Both Genser and We Can Executive Director Lisa Guyon said the pandemic has only served to emphasize the importance of We Can.
“I think now more than ever an organization that’s providing free services for women and their families, be it legal support, one-to-one financial empowerment suggestions, or a person who can listen actively and help them get to where they need to go, is huge,” said Genser. “This organization serves thousands of women every year and provides services that no other organization can provide.”
“We Can started at Cape Cod Community College to help women in transition, and help women access higher education as a pathway to self-sufficiency,” said Guyon. “We Can sort of emerged out of that program 20 years ago. Ever since, our programs have been designed to help women navigate some of these challenges.”

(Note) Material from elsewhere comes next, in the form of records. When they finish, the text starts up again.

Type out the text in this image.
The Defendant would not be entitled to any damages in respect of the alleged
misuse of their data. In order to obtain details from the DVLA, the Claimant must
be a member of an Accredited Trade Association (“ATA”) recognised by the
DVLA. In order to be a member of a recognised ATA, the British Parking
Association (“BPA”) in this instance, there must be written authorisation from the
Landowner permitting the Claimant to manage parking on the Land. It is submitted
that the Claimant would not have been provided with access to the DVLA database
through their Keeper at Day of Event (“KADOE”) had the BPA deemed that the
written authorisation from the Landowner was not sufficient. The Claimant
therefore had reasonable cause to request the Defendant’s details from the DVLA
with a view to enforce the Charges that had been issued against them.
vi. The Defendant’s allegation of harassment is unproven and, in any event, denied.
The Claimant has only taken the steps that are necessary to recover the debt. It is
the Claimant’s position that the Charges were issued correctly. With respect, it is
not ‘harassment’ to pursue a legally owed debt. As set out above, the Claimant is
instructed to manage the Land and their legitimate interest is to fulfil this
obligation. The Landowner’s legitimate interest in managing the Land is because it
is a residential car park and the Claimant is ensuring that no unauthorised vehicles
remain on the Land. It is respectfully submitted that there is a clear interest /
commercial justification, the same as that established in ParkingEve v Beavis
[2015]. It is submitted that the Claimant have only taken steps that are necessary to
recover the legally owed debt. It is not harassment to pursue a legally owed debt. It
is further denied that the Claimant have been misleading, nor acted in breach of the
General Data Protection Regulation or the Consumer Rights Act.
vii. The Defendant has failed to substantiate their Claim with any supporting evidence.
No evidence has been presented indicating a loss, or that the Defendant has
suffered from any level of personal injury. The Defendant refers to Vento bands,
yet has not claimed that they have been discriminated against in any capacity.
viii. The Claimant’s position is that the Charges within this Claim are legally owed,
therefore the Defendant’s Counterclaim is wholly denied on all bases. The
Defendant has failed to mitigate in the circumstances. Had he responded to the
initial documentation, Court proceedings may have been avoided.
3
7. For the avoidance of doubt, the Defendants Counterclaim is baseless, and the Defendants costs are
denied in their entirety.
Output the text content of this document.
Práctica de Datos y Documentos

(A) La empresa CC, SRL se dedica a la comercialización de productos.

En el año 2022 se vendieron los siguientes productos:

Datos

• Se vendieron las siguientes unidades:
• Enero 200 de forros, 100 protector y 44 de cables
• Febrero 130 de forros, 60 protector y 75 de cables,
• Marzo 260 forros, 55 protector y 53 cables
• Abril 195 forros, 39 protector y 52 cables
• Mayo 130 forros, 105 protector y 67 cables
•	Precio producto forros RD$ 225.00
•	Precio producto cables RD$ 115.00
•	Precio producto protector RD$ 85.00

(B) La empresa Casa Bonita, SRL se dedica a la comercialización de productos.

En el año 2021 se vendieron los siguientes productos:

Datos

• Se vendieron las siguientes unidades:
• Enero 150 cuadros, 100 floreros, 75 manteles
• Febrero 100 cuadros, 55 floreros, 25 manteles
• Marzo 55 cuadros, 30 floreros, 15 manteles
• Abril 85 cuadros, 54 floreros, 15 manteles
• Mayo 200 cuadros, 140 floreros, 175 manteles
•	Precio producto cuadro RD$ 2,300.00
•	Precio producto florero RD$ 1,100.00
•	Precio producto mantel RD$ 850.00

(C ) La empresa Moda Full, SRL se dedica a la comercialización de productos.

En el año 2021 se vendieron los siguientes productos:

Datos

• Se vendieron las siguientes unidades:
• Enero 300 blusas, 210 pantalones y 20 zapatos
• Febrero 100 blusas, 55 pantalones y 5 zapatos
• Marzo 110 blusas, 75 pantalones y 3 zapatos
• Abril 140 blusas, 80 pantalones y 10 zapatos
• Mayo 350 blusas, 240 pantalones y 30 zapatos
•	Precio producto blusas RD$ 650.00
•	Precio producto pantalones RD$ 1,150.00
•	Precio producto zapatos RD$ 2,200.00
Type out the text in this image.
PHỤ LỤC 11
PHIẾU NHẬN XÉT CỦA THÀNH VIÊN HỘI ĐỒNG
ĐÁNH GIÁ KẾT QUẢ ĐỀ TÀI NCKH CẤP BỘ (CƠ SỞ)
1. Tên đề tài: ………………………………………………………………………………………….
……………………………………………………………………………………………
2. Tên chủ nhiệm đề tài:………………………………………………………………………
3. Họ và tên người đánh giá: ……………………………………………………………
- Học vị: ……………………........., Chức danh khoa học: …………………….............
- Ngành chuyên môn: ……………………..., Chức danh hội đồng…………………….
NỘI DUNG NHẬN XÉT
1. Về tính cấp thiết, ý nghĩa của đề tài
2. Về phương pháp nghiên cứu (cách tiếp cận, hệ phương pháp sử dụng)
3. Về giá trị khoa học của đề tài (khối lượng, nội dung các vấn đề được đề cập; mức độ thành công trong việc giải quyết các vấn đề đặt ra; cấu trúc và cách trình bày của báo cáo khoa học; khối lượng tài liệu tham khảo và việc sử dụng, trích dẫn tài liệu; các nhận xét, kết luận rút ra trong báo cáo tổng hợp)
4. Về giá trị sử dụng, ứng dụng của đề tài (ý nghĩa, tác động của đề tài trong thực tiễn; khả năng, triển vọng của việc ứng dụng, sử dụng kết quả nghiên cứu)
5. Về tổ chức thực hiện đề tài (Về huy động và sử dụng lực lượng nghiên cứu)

While We Can does provide services to men, at the heart of their program is empowering women. To further benefit the organization, Beacon Financial Planning of Cape Cod, a women-run business, offered a business match donation of $10,000. President Michaela Herlihy said the donation is all about supporting an important local organization.
“We Can trains people and helps provide skills, versus just offering handouts,” Herlihy said. “When you provide skills, you provide such an opportunity toward the future. We believe they’re providing skills that will help people for a lifetime.”
Ruth Anderson-Zabre has ridden in five Gasp events, learning about it as a volunteer for We Can.
“I love the training rides,” she said. “Andi (Genser) was our leader and would take us on wonderful rides throughout the Cape. We all got to know each other. The most fun part was the camaraderie.”
What also mattered to Anderson-Zabre was We Can.
“It’s one of the best agencies I have ever run into,” she said. “It does so much for women around the Cape and their services are free. They’re empowering resources and it really gives women a huge boost. Whether they’re going through something like a divorce, death in the family, or job transition, it hits so many areas of women’s lives that they need support for.”
Anderson-Zabre said that though she considers herself an active person in myriad sports, there was still a learning curve when it came to participating in The Gasp.
“In the beginning I had to learn to ride faster and longer than I was used to,” she said. “It was a little bit of a leap, but it wasn’t too difficult.”
She encourages those contemplating taking part in the 2021 event to just do it.
“If they’ve ridden at all, they should consider it,” she said. “With the support of others, you get stronger physically. You get to be a better rider. It’s not only a great benefit for the agency, but it’s a great benefit for each rider. You feel so good and proud that you’ve been able to accomplish something.”
The 2020 event is Jane Porter’s fourth, and while it was a little different, it was still memorable. Porter first learned about The Gasp as a volunteer for We Can where she saw a flier about the ride.
“I thought, ‘I can try this out,'” she said.
Though she had a bicycle, it wasn’t quite up to the task of 60 miles, which Genser told her.
“Andi told me I needed a new bike,” Porter said. “She’s blunt, but she couldn’t be more helpful to people that want to do it. It’s just such a nice group of people that I met, so that’s why I kept at it.”
Presently, Porter volunteers by doing analysis and reporting, maintaining her connection to the organization even after returning home from her summer residence locally. Her work has helped her see the importance of We Can.
“As I see information, I can see it’s the women who are sometimes in a tough spot in terms of finances and child raising,” Porter said. “It’s unique in that there’s so many wonderful volunteers that give them legal, financial, and counseling advice. It’s such a worthy cause and you know that your dollars are well spent.”
Donations are being accepted through Oct. 1 and can be made via thegasp.org.